The compound qualities of “dignity” and “greatness” pervade Stevens’s thoughts throughout the novel “The Remains of the Day.” Early in the novel, Stevens discusses the qualities that make a butler “great,” claiming that “dignity” is the essential ingredient of greatness. He illustrates the concept with a number of examples, finally concluding that dignity “has to do crucially with a butler’s ability not to abandon the professional being he inhabits. “Professional principles are the driving force in James Stevens’s life. Over decades of service, he has immersed himself in his profession, dedicating his existence to the principles of dignity, duty, and loyalty. His ultimate goal is to be recognized as a “great” butler.
Dignity is foremost among the principles which Stevens links to greatness in a butler. It requires placing service to his master above all else and binding his own destiny to his master’s. Dignity requires restraint; to not “run about screaming” at the slightest hint of trouble. It demands he wear his professionalism “as a decent gentleman will wear his suit,” taking it off only when he wishes to do so and in privacy, when he is entirely alone. However, once Stevens achieves this level of dignity, it leaves no room for intimacy and separates him from his humanity. All ability to bestow or receive human warmth is blocked. In the presence of others, he must always deny and displace his real feelings.
Again, devotion to the principle of duty becomes the outward expression of Stevens’s struggle for dignity and greatness. He works hard to please his employer and takes pride in his subservience. When he stoically carries out his duties during the great conference of 1923 while his father is upstairs dying, Stevens experiences “a large sense of triumph” at the end of it all. In the face of everything, he had displayed dignity worthy of a great butler. Similarly, he feels a sense of triumph on the evening he loses Miss Kenton forever because he has submissively served his lordship well, “in a manner even my father might have been proud of.”

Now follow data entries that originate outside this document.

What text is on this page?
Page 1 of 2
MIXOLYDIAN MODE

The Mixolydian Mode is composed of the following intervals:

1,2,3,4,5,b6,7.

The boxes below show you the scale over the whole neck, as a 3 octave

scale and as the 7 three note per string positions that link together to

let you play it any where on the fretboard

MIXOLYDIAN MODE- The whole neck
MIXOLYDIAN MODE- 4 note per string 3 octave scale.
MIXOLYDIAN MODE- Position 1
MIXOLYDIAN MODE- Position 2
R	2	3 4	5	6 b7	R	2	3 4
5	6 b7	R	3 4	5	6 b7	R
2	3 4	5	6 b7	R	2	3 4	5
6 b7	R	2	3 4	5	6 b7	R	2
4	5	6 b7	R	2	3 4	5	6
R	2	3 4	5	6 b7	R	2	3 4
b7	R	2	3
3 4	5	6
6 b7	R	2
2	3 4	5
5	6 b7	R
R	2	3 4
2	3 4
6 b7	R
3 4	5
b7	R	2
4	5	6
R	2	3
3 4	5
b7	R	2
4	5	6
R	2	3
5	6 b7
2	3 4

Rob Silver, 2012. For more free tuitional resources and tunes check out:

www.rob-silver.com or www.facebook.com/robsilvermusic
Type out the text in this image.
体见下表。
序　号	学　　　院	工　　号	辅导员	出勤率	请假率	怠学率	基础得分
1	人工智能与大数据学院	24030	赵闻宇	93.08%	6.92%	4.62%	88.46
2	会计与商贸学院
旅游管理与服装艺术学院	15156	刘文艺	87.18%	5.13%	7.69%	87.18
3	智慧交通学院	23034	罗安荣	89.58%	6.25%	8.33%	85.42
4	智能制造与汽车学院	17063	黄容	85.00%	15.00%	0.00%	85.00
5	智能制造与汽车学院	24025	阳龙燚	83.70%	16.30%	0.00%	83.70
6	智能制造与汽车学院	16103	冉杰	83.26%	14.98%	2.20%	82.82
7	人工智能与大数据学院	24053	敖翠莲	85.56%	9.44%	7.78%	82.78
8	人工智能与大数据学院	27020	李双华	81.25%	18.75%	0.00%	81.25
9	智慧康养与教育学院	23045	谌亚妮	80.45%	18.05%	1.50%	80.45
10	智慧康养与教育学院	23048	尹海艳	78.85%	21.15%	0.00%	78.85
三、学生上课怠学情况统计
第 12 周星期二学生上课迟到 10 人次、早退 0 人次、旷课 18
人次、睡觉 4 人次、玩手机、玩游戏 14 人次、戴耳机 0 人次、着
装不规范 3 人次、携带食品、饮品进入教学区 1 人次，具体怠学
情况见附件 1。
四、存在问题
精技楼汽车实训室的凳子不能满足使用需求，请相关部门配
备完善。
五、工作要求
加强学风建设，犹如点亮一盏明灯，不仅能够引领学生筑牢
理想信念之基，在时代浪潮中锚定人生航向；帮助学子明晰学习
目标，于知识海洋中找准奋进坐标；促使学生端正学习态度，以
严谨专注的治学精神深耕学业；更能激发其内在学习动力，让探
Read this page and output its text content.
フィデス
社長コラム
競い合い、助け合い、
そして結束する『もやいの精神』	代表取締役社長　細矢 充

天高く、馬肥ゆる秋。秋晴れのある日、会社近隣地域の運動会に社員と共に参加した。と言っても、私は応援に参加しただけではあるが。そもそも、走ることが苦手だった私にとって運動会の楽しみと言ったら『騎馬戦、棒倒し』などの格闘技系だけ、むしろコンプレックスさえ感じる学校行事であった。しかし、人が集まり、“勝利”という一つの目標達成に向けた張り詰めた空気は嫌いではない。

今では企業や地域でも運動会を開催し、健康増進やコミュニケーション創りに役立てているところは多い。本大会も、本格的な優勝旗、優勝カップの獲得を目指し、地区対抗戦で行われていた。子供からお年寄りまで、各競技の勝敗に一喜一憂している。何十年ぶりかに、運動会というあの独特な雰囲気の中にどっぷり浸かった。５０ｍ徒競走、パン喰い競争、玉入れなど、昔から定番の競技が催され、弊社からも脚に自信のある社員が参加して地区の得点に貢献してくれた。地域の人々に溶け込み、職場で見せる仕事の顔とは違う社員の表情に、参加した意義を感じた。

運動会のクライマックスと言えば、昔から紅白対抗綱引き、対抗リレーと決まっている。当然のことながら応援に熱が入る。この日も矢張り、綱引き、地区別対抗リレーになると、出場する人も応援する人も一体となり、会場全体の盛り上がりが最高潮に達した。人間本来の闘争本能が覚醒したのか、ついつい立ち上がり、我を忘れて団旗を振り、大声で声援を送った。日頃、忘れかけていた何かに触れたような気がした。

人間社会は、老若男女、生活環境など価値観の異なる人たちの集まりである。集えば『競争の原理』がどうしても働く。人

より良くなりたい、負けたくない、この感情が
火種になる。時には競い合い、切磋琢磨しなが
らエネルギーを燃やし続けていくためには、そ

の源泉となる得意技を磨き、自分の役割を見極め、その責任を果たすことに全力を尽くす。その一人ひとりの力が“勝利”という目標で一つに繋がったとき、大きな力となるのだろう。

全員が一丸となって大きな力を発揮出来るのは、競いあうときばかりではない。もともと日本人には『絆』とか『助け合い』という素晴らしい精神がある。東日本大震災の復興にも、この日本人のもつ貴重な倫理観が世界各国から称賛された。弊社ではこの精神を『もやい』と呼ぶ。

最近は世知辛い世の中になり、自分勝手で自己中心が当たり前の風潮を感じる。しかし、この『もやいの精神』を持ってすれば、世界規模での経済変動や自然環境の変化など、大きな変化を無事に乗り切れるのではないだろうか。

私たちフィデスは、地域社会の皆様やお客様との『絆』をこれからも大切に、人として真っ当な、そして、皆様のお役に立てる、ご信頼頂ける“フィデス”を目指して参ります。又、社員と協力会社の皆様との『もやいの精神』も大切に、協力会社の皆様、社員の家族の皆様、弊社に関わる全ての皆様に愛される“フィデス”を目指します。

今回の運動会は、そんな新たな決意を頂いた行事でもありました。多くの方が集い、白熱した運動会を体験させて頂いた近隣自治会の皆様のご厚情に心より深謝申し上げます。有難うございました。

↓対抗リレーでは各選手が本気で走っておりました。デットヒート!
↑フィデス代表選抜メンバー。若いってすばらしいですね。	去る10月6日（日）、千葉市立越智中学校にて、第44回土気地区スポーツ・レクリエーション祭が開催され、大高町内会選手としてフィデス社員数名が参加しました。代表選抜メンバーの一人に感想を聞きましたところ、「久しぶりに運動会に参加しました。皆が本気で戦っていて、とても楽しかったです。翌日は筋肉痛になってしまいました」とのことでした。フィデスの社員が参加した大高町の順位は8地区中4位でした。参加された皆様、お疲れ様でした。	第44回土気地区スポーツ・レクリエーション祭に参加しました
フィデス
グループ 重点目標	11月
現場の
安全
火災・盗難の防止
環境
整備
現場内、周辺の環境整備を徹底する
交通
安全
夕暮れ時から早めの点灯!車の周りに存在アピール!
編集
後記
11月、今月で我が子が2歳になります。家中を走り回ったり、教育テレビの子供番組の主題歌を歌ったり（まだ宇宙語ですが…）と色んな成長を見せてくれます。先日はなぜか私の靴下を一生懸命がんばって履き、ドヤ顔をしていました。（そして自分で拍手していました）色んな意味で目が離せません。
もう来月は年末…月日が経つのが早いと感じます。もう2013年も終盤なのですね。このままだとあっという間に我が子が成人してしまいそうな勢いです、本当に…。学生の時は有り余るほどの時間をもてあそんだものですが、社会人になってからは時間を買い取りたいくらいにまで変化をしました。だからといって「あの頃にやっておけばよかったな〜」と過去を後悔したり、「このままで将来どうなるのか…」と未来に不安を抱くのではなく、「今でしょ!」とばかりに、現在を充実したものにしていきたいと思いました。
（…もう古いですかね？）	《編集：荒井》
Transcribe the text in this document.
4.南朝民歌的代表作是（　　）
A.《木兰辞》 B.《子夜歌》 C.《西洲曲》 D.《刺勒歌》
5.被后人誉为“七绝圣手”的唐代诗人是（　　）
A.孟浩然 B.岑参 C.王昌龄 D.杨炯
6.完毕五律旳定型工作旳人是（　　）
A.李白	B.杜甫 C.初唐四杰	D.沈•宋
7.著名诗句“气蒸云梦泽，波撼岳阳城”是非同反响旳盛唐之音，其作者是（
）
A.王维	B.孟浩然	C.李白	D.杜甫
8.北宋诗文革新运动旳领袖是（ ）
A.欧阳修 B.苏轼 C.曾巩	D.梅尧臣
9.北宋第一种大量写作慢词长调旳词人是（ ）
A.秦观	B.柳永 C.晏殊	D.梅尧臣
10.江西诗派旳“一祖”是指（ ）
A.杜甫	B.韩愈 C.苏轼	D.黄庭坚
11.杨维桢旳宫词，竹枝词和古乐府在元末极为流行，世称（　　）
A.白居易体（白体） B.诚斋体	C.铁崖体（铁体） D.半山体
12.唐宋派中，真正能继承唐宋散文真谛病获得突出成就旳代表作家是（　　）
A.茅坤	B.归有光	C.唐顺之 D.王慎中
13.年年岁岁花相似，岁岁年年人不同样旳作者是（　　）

Loyalty is linked to duty and according to Stevens it is another aspect of greatness. Loyalty as an unquestioned principle does not permit Stevens to examine the actions of Lord Darlington as his lordship becomes deeply mired in international affairs. He stubbornly represses any feelings of curiosity or doubt, trusting in his lordship’s good judgment. In his desire for greatness, Stevens dedicates his loyalty to a gentleman whom he perceives to have fine and noble intentions. This blind loyalty, which Stevens believes he has “intelligently bestowed,” proves ruinous and casts doubt on the life path he has taken.
The art of bantering is something Stevens lacks, but it is a skill he wants to improve. Bantering is a theme which holds the novel together, as well as making the novel more comical, and throughout the story Stevens practices bantering. A good example of it is when he meets the locals at the pub the Coach and Horses in Taunton, Somerset (p. 138) This is where the lack of Stevens bantering-skills becomes obvious. The conversation(p. 138) ends up with Stevens expressing his feelings of disappointment as the reaction to his apparent witticism he recieved from the locals was not what he had hoped for .
The art of bantering can also be connected to the theme of butlers and dignity. This is because that if Stevens learns the art of bantering he may please his master Mr. Farraday, and it will make Stevens more professional, according to Stevens himself and his image of ‘the perfect butler’. During the journey Stevens undergoes personal change, and bantering has a great deal of importance for the processes. He considers the modification necessary for his employment as well as a significant pre-requisite for his profession.
Another detail of importance is the fact that the theme bantering opens up as well as ends the novel. In the beginnig of the nove Stevens and Mr Farraday are having a light conversation. As they speak of Miss Kenton, Mr Farraday involves witticism and Stevens reaction is total embarrassment. Stevens is not used to those kind of words from his employer, though he says: ‘The most embarrassing situation, one in which Lord Darlington would never have placed an employee’. At the end of the novel though, Stevens sees the bantering as a start of his future life. Stevens makes the conclusion of bantering as the solution of pleasing his master and becoming the ‘perfect’ butler.
Bantering provides an element of lightness and humor in the narrative, yet it is still one that ultimately demonstrates the degree to which Stevens has become an anachronism. Stevens repeatedly tells of various failed attempts at bantering, and muses over why Americans like his new employer, Mr. Farraday, like to speak in such a casual and seemingly meaningless manner. By the end of the novel, Stevens cedes that perhaps bantering can be a way to exhibit warmth, and he resolves to try again with renewed zeal. The fact that Stevens uses the word “bantering” instead of “joking around” or “sense of humor” in itself shows how old-fashioned and formal he is.